Regress

Fixkombi bei Hämorrhoiden bringt Ärzte in die Bredouille

Regresse wegen der Verordnung von Fixkombinationen bei Hämorrhoiden treiben einen Hausarzt in Nordrhein auf die Barrikaden. Dabei geht es nicht um die Regresse selbst, sondern um das Verhalten der Krankenkassen.

Von Ilse SchlingensiepenIlse Schlingensiepen Veröffentlicht:
Regress - ein Reizwort für Ärzte.

Regress - ein Reizwort für Ärzte.

© Gina Sanders /fotolia.com

KÖLN. Die Verordnung von Hämorrhoidenmitteln in fixer Kombination mit anderen Wirkstoffen beschert den Hausärzten in Nordrhein zurzeit Ärger. Die Krankenkassen haben in vielen Fällen Anträge auf "Feststellung eines sonstigen Schadens" gestellt und nehmen die Hausärzte in Regress.

Das mache unter Versorgungsgesichtspunkten wenig Sinn und zeuge von einem unfairen Verhalten der Kassen gegenüber den Ärzten, kritisiert der Grevenbroicher Hausarzt Dr. Peter Burbach.

Arzt sieht Kasse früher in der Pflicht

Er hat einen offenen Brief an den Vorstandsvorsitzenden der AOK Rheinland/Hamburg Günter Wältermann geschrieben. Dort erläutert Burbach, dass die Verordnung der kortisonhaltigen Kombinationspräparate auf Kassenrezept sinnvoll sein kann. Die konservative Therapie bewähre sich in vielen Fällen gegenüber der Operation, so Burbach.
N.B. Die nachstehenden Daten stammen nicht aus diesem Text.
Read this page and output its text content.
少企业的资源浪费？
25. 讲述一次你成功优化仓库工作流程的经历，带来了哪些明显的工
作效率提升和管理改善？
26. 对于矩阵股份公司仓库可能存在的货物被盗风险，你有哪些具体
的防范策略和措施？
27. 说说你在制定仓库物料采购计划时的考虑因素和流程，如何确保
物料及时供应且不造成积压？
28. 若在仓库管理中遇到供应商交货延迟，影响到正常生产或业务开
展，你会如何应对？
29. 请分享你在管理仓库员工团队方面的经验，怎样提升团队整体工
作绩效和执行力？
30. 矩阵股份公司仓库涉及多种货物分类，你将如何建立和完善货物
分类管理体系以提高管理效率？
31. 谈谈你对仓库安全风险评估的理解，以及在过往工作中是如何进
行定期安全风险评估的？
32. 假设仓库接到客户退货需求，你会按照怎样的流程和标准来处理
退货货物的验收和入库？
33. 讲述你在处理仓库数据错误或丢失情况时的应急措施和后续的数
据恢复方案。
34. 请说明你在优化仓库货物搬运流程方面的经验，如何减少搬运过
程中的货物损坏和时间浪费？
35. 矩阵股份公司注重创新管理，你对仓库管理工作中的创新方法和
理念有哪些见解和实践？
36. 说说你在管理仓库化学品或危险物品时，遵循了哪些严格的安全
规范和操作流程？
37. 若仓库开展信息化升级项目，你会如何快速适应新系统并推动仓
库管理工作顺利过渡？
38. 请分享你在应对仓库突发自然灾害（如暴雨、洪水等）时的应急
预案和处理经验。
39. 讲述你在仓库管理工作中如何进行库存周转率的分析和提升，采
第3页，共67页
Die angesichts des Verordnungsausschlusses eigentlich vorgesehene Verordnung auf dem grünen Rezept laufe häufig ins Leere. "Viele Patienten, wenn nicht die meisten, lösen Verordnungen auf grünen Rezepten schlichtweg nicht ein", schreibt er.

Zudem sei die Arzneimittel-Therapie deutlich günstiger als ein chirurgischer Eingriff.

Was Burbach besonders ärgert, ist der Umgang der Kassen und insbesondere der AOK Rheinland/Hamburg mit den niedergelassenen Ärzten. "Wenn die Kasse merkt, dass bei der Verordnung etwas schief läuft, hätte sie doch frühzeitig das Gespräch mit uns suchen oder uns offensiv informieren können", sagt er der "Ärzte Zeitung".

Regresse treffen viele Ärzte

Viele Kollegen seien von den Regressen betroffen. Dabei sei die Höhe der Rückforderungen, die nach seinen Informationen zwischen 200 und 300 Euro pro Arzt liegen, nicht das Entscheidende. Es gehe um den Umgang der Kassen mit den Ärzten. "Schließlich sollen wir doch gemeinsam die Versorgung voranbringen."

Solche Vorgänge verschärften die Nachwuchsprobleme im Hausarztbereich weiter, warnt Burbach. "Inzwischen fragen sich viele ältere Kollegen, warum sie sich das noch länger antun sollen."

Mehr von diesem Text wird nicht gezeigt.